New in the country, he had the immediate advantage of being unknown to the 10,000 secret agents in Mexico City.
While other priests had been exiled, executed, or forced into hiding, he took on a heavy workload.
It is said he did the work of seven priests.
Father Pro celebrated Mass in the homes of faithful Catholics; he witnessed marriages, baptized babies and took the sacraments to the sick.
He was constantly occupied in hearing confessions.
It gave him great joy to reconcile sinners to the Church and to assist the dying.
He gave conferences and retreats, and also taught a band of 150 select youths to go about giving lectures.
He writes: “I have what I call ‘Eucharistic Stations’ where I go around every day to distribute Holy Communion. To baffle the agents who go about here like night birds, I go some days to one place and other days to another, with an average of 300 Communions daily.”
One First Friday the number reached 1,200!
He passed under the scrutiny of the police in a variety of guises: “I look so much like a student that no one can possibly guess my real profession. Day and night I go from place to place doing good, sometimes with a beautiful police dog following at my heels, sometimes riding my brother’s bicycle to which I owe a bruise on the arm and a bump on my head.”
How did the sickly Father Pro do it all?
His superiors, it seems, had sent him home to die of his ailments.
Yet the assurance he had received at Lourdes was real.
After eight years of agonizing daily attacks, the ulcer had subsided to an occasional “fluttering of wings,” and his health held until the end.
He wondered himself, “How do I stand it … It proves that without the fullness of the Divine Element which uses me merely as an instrument I’d have made a mess of everything. I know that of themselves my person and results are worthless.”
He adds, “Not I, but the grace of God in me.”
Boycott
In response to the anti-religious laws the League for the Defense of Religious Liberty organized a boycott, encouraging Catholics to buy only necessities, abstain from all luxuries and entertainments, and withdraw their funds from banks.
A variety of leaflets, promoting the boycott and proclaiming the Kingship of Christ, flowed from secret printing presses.
Calles executed League members at every opportunity.
In life, or in death, the slogan of these confessors of the Faith was “Long live Christ the King!”
Father Pro’s brothers, Humberto and Roberto (both in their early twenties and living at home with their father and sister Ana Maria), were active in the League.
They gave religious conferences and helped priests who were in hiding.
Father Pro had his pockets filled with League leaflets once when he was picked up by the police.
On the way to the station he distracted the driver of the car while he surreptitiously threw the incriminating leaflets out the window!

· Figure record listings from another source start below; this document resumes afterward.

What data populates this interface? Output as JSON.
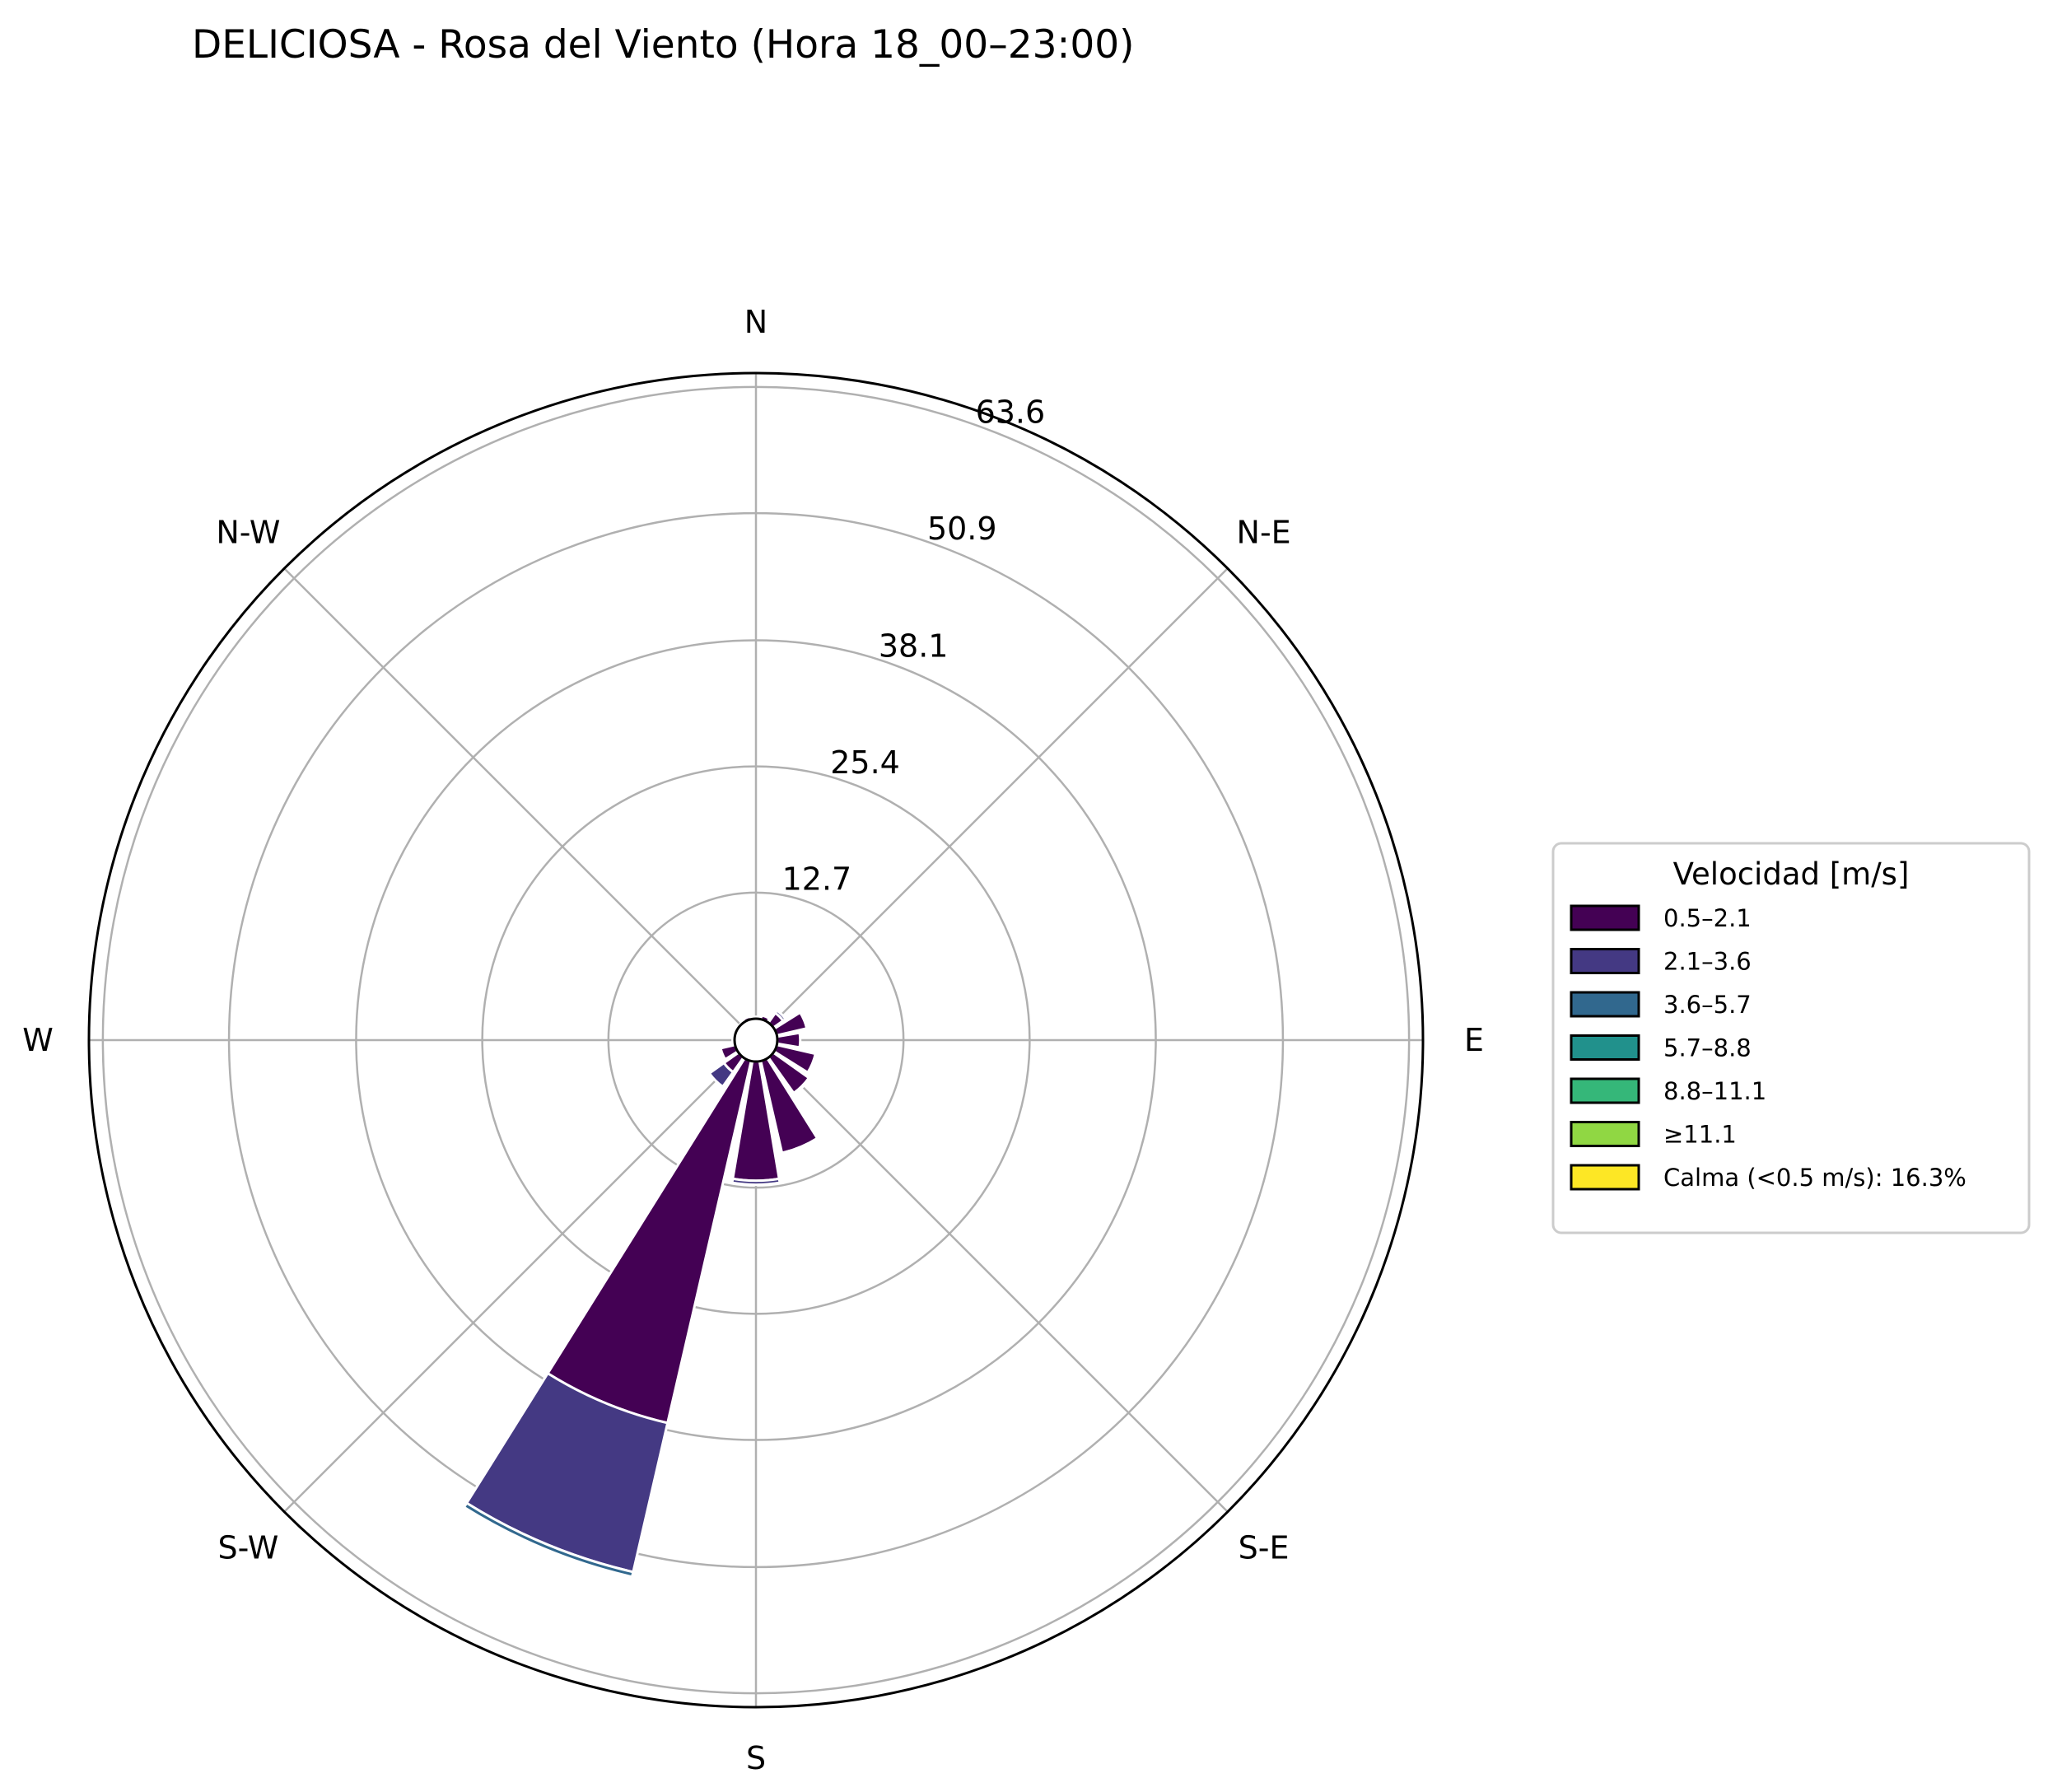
{
  "chart_data": {
    "type": "windrose",
    "title": "DELICIOSA - Rosa del Viento (Hora 18_00–23:00)",
    "directions": [
      "N",
      "N-E",
      "E",
      "S-E",
      "S",
      "S-W",
      "W",
      "N-W"
    ],
    "radial_ticks": [
      "12.7",
      "25.4",
      "38.1",
      "50.9",
      "63.6"
    ],
    "radial_tick_values": [
      12.7,
      25.4,
      38.1,
      50.9,
      63.6
    ],
    "rmax": 65,
    "grid": true,
    "sector_angles": [
      0,
      22.5,
      45,
      67.5,
      90,
      112.5,
      135,
      157.5,
      180,
      202.5,
      225,
      247.5,
      270,
      292.5,
      315,
      337.5
    ],
    "legend": {
      "title": "Velocidad [m/s]",
      "placement": "right"
    },
    "series": [
      {
        "name": "0.5–2.1",
        "color": "#440154",
        "values": [
          0.2,
          0.4,
          1.2,
          3.1,
          2.3,
          4.0,
          4.4,
          9.5,
          12.0,
          37.4,
          1.8,
          1.5,
          0.2,
          0.1,
          0.1,
          0.3
        ]
      },
      {
        "name": "2.1–3.6",
        "color": "#443983",
        "values": [
          0,
          0,
          0.3,
          0.1,
          0,
          0.1,
          0.1,
          0.2,
          0.4,
          15.4,
          1.8,
          0.1,
          0,
          0,
          0,
          0
        ]
      },
      {
        "name": "3.6–5.7",
        "color": "#31688e",
        "values": [
          0,
          0,
          0,
          0,
          0,
          0,
          0,
          0,
          0,
          0.5,
          0,
          0,
          0,
          0,
          0,
          0
        ]
      },
      {
        "name": "5.7–8.8",
        "color": "#21918c",
        "values": [
          0,
          0,
          0,
          0,
          0,
          0,
          0,
          0,
          0,
          0,
          0,
          0,
          0,
          0,
          0,
          0
        ]
      },
      {
        "name": "8.8–11.1",
        "color": "#35b779",
        "values": [
          0,
          0,
          0,
          0,
          0,
          0,
          0,
          0,
          0,
          0,
          0,
          0,
          0,
          0,
          0,
          0
        ]
      },
      {
        "name": "≥11.1",
        "color": "#90d743",
        "values": [
          0,
          0,
          0,
          0,
          0,
          0,
          0,
          0,
          0,
          0,
          0,
          0,
          0,
          0,
          0,
          0
        ]
      }
    ],
    "calm": {
      "label": "Calma (<0.5 m/s): 16.3%",
      "value": 16.3,
      "color": "#fde725"
    }
  }
}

In October of 1926, on the Feast of Christ the King, over 200,000 pilgrims defied the anti-religious laws and assembled at the Basilica of Our Lady of Guadalupe.
Father Pro was deeply moved to see people of all classes marching on bloodied bare feet, or inching forward on their knees.
As the singing was rather subdued, he elbowed his way into the crowd and loudly intoned a hymn. In minutes thousands were singing in unison, proclaiming Christ their King.
“There is no doubt about it,” he wrote, “the whole of Mexico is Catholic! Our Lady of Guadalupe is Queen of the Mexicans!”
He continues, “The number of martyrs increases day by day. I hope I shall have the luck to be among the first, or among the last, but to be one of the number. If so, prepare your petitions for Heaven!”
His Poor People
Father Pro’s heart went out to the poor, to those living in dire misery because their breadwinner had been imprisoned for the Faith.
Though begging humiliated him, for his poor people he begged homes and provisions, and was soon supporting a hundred families.
He would give his own coat to a poor man.
Or he might be seen laboring along in the heat carrying a heavy sack of flour, or boarding a bus with a halfdozen live chickens in his arms. He organized a dozen volunteers to help with this work.
“Officially I call them ‘Investigation and Commissariat Section’ but between ourselves they are ‘beggars on the go’! I am in close touch with what we read of in the lives of the Saints (Oh, don’t take me for one of them!) for without knowing who the benefactor is I receive at one time 50 kilos of sugar, or biscuits, coffee, chocolate, rice, and even wine …
“Ordinarily my purse is as lean as the spiritual part of Calles, but this causes me no anxiety, for the Heavenly Procurator is so generous ….
“I see the hand of God in everything and almost fear they won’t kill me in these adventures, which will be a fiasco for me who sigh to go to Heaven and play arpeggios on the mandolin with my guardian angel.”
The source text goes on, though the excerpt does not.